The process, the show, the installation

As collaborators of this exhibition, I invited Keegan Cooke from New York, Andreas Diefenbach from Frankfurt, Claudio Fernández from Santiago de Chile and Yan Jun with Ruan Qianrui from Beijing. They each represent a different city and continent and therefore each one also represents a different context. Each of them has a keen and deep knowledge of music history, most of the records and other artifacts in the show were selected by them. I have worked mostly as a mediator between the general concept of the show, The Center for Book Arts needs and program and finally a moderator between each collaborator.

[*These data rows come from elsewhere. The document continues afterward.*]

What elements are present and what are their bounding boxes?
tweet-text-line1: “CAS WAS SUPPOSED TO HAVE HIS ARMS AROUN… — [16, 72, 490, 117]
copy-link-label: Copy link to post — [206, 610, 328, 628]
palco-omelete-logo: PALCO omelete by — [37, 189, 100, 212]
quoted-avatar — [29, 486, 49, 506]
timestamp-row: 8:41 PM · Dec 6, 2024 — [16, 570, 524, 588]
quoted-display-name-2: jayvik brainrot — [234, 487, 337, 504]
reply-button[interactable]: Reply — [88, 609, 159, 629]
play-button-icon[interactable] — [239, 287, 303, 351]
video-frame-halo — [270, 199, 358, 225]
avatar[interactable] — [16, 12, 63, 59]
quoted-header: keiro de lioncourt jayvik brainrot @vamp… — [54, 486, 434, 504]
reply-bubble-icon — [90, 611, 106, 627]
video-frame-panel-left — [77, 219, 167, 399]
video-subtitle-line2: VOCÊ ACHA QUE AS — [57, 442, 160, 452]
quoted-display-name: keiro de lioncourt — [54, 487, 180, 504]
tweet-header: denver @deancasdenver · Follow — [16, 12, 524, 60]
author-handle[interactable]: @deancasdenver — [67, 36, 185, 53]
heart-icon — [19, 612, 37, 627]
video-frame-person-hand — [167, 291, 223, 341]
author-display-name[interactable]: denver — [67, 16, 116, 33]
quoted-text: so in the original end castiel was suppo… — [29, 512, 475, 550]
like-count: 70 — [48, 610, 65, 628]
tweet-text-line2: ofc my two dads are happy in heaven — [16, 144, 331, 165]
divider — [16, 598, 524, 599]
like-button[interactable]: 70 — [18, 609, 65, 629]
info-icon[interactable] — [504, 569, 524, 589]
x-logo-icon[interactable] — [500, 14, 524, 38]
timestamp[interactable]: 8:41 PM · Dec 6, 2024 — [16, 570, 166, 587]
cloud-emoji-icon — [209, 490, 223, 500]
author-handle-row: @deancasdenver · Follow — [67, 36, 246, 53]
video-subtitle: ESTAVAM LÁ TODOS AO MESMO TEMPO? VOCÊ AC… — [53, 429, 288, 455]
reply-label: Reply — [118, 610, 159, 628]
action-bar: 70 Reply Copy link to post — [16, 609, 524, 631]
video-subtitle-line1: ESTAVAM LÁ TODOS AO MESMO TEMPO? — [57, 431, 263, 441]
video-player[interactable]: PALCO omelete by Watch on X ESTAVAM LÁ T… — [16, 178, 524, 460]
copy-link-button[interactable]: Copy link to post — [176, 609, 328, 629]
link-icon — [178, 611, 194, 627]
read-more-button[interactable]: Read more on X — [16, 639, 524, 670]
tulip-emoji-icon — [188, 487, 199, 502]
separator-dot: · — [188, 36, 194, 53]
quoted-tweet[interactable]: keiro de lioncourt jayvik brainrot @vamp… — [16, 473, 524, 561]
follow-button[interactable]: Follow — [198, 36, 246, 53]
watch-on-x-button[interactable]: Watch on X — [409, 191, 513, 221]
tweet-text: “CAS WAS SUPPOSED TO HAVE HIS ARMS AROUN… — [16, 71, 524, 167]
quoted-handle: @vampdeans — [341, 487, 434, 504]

Altogether the exhibition contains six sections:
1- Chilean and Latin American Lo-Fi Self Produced Rock, Electronic and Experimental
2- International Hardcore, Death Metal, and Punk
3- Chinese Rock, Noise and Experimental
4- European Electronic and Experimental
5- US current Alternative Rock and Independent Labels
6- British DIY 1970s’ Punk

As you will see through this catalog and also throughout the exhibition, each section and group of records functions in a specific way in accordance to its context. In Chile, homemade and very lo-fi CDs are the main way of getting material released, due to an almost complete lack of independent labels, magazines, and venues. Whatever underground or independent music movement happened during and post-dictatorship years of the 1990s was rapidly assimilated and transformed into the mainstream by the comfortableness of the comparatively more stable and strong economy of the 2000s. In Europe and the United States, nostalgia for the object remembered from childhood has brought back the release of vinyl records and even tape cassettes by local bands and small independent labels. Even though many bands and labels make strong use of online promotional tools such as Myspace and MP3 downloads, the dedication to the production of a tangible object has opened doors to a new wave of cover design. For the Chinese participants, music has a strong political connotation. Although their music is not political, their way of life – within an almost autonomous and parallel micro-economy and micro-culture – can be seen as a form of resistance to the power structures that dominate their daily life.

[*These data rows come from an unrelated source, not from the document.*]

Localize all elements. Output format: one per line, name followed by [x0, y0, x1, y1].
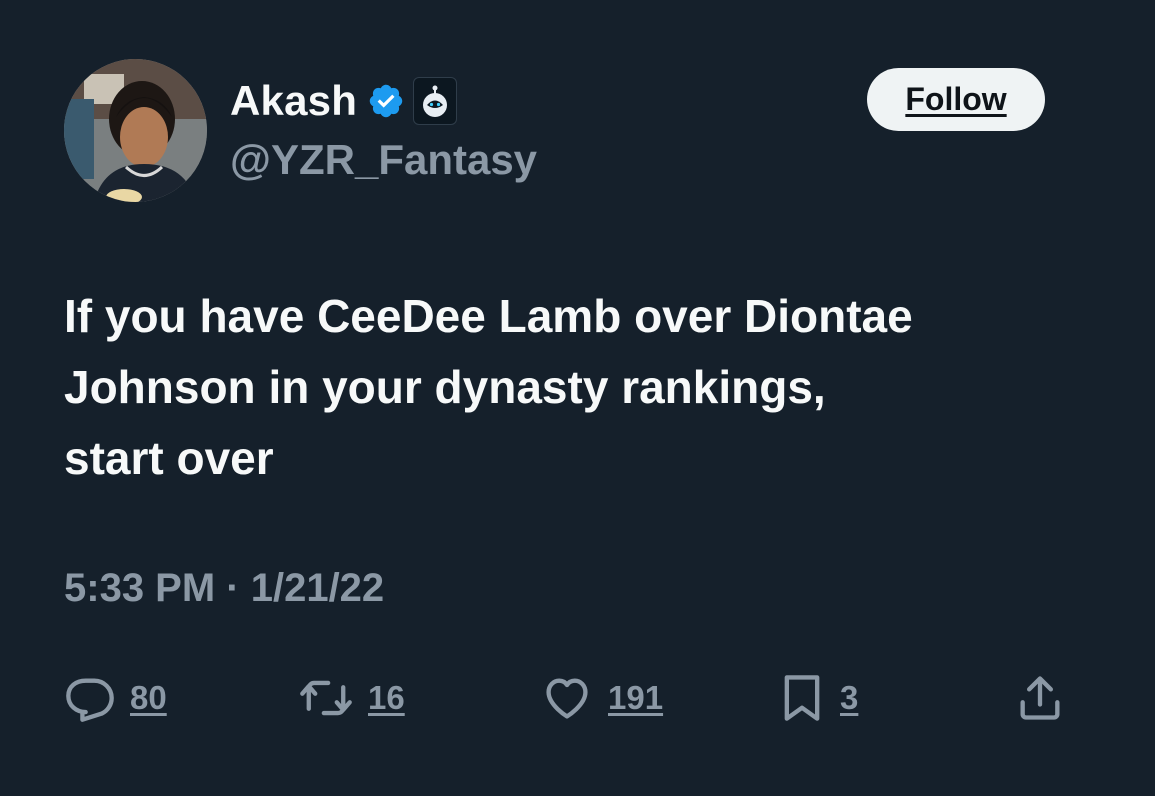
- tweet-text-line: start over: [64, 432, 274, 484]
- tweet-timestamp[interactable]: 5:33 PM · 1/21/22: [64, 566, 384, 611]
- reply-button[interactable]: 80: [64, 668, 167, 728]
- avatar-photo: [64, 59, 207, 202]
- tweet-text-line: If you have CeeDee Lamb over Diontae: [64, 290, 913, 342]
- follow-button[interactable]: Follow: [867, 68, 1045, 131]
- reply-count: 80: [130, 679, 167, 716]
- avatar[interactable]: [64, 59, 207, 202]
- tweet-card: Akash @YZR_Fantasy Follow If you have Ce…: [0, 0, 1155, 796]
- like-button[interactable]: 191: [540, 668, 663, 728]
- robot-affiliate-icon[interactable]: [413, 77, 458, 125]
- bookmark-count: 3: [840, 679, 859, 716]
- author-handle[interactable]: @YZR_Fantasy: [230, 136, 537, 184]
- retweet-button[interactable]: 16: [298, 668, 405, 728]
- author-name-row: Akash: [230, 74, 458, 128]
- heart-icon: [546, 678, 588, 719]
- action-bar: 80 16 191 3: [0, 668, 1155, 728]
- bookmark-button[interactable]: 3: [778, 668, 858, 728]
- display-name[interactable]: Akash: [230, 77, 357, 125]
- tweet-text-line: Johnson in your dynasty rankings,: [64, 361, 826, 413]
- like-count: 191: [608, 679, 664, 716]
- share-icon: [1020, 676, 1060, 720]
- retweet-icon: [300, 680, 352, 716]
- share-button[interactable]: [1014, 668, 1066, 728]
- tweet-text: If you have CeeDee Lamb over Diontae Joh…: [64, 281, 1094, 494]
- reply-icon: [66, 678, 114, 722]
- bookmark-icon: [784, 675, 820, 721]
- retweet-count: 16: [368, 679, 405, 716]
- verified-badge-icon: [369, 84, 403, 118]
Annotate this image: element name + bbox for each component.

These sections were created organically as a response to the selections made by each collaborator. Two of the participants proposed music selections that were out of their supposed geographic area of interest, which in a way shows how in music locality is both a system of representation and also a loose gray area of production that is – and should be – open to other localities. Each section is shown independently and the order above is also the order of the sections in the gallery space (the sections in this catalog have been organized in this same order). Also, at the center of the exhibition space, a sound table was set up with six-CD players, one for each section.

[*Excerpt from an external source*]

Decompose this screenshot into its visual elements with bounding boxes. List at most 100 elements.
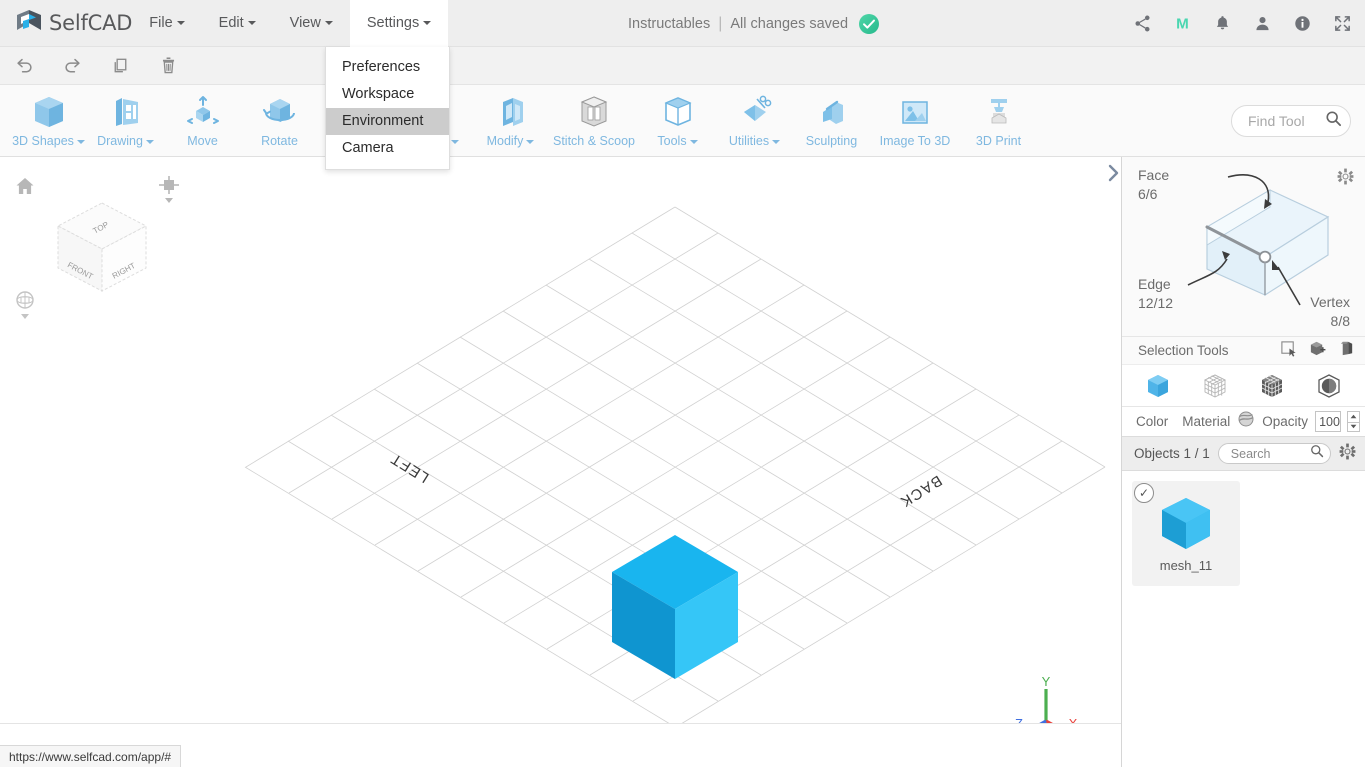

The exhibition design of Peace, Love and Rockets – the walls covered with corrugated cardboard panels – was decided as a way to maintain a workspace aesthetic, a temporary and – why not? – punk feeling, as well as one that would also allow the installation process to productively open, as its structure permitted relatively easy changes of placement positioning. To attach the records directly to the walls or to have them displayed in glass cases would have made them be – and exist – in a situation too close to art, too close to an art piece. This in-progress and povera state relates conceptually and materially to the origins of all the music productions contained in the exhibition, to the general DIY mood of it. It is very important to keep honest to the spirit of what one is working on, looking at, showing and sharing.